The first step was to get an AMI (Amazon Machine Instance), which is a prebuilt virtual machine. For this project an Ubuntu 10.04 instance was chosen as this is what the application was being run on previously. The selected AMI can then be booted up and the necessary software installed. The software requirements to run a PaymentPortal server can be found in the appendix. Once the instance is setup and running the next step is to deploy the PaymentPortal application. Web applications can be packaged in a WAR (Web application ARchive) file that Tomcat can deploy and setup automatically. But before the
WAR can be deployed the MySQL script needs to run to create all the tables needed to run a PaymentPortal Server.

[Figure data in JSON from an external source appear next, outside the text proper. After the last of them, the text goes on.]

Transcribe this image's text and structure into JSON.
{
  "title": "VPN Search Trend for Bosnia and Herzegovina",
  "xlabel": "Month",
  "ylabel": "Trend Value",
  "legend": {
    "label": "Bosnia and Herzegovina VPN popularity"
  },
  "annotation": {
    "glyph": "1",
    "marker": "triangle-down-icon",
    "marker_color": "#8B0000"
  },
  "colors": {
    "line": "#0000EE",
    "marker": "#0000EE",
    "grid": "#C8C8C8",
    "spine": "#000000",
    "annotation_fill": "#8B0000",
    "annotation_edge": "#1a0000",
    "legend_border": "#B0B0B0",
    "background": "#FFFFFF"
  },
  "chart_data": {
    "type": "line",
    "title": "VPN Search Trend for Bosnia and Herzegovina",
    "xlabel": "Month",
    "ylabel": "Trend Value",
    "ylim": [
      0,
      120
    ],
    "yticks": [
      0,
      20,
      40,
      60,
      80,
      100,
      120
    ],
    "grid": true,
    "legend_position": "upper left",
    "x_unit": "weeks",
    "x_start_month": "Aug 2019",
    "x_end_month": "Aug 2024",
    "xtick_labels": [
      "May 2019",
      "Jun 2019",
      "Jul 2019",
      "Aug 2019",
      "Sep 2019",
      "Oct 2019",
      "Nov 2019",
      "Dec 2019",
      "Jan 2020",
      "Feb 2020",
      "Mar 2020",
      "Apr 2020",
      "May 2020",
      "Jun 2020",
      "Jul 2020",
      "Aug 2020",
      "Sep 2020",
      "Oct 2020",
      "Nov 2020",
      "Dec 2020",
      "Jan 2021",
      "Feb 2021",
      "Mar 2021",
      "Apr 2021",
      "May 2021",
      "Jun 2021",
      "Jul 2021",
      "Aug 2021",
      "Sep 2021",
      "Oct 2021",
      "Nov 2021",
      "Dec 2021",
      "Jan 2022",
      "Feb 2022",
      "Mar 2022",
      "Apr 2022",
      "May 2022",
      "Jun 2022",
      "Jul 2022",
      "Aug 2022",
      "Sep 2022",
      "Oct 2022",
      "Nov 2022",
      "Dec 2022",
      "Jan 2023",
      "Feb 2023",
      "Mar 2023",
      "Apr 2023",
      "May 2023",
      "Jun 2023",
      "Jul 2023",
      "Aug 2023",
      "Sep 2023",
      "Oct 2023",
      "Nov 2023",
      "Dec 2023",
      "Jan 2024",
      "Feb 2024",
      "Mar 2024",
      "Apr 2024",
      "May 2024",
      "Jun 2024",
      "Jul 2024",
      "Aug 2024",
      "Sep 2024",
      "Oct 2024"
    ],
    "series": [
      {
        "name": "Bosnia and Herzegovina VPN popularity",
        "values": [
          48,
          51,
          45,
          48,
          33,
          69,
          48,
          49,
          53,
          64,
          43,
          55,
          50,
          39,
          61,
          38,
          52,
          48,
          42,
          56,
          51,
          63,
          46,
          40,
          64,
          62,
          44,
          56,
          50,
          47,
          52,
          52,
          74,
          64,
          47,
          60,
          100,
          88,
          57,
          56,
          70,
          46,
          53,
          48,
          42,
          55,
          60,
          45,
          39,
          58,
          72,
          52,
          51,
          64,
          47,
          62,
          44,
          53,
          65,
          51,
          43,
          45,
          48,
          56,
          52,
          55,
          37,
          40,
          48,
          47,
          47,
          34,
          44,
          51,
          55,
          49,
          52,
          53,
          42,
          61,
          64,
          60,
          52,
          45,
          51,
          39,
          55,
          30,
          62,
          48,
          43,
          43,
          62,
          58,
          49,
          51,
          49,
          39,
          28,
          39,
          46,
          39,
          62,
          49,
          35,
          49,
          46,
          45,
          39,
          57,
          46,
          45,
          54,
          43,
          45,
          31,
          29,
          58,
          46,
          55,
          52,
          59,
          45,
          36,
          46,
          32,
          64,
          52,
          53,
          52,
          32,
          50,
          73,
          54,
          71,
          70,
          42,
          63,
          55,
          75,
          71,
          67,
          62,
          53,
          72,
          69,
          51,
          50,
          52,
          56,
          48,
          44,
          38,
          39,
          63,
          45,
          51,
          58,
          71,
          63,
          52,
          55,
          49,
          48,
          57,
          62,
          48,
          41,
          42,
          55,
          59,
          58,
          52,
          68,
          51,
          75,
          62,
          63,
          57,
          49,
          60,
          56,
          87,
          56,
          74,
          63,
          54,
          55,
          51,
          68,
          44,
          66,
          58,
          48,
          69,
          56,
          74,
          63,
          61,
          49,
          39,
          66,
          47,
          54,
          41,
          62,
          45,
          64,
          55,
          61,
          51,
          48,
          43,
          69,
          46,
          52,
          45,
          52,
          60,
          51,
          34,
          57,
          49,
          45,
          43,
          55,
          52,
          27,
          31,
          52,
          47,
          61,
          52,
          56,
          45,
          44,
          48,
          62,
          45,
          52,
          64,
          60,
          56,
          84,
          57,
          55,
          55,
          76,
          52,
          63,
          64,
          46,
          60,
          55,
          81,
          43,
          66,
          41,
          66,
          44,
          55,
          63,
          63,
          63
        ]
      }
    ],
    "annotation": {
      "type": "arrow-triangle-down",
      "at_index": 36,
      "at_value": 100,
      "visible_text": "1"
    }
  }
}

Paymentportal.co.za domain registration
4.3.8
The default ports for Tomcat are 8080 and 8443 – these are not the default for a web server which are normally port 80 for HTTP and 443 for HTTPS. Changing Tomcat to use port 80 and 443 was causing problems with needing sudo permissions when starting the server. The solution to get around this was to edit the IPTables to redirect the port 80 incoming request to port 8080. The same was done with the HTTPS ports. This allowed the web application to be accessed from a web browser without entering the port. The domain paymentportal.co.za was purchased to make it easier to remember instead of the server’s IP address. Completing the form on “co.za” was all that was needed to complete the domain registration. The domain registration cost was R50 for one year. The PaymentPortal web application can be accessed via www.paymentportal.co.za.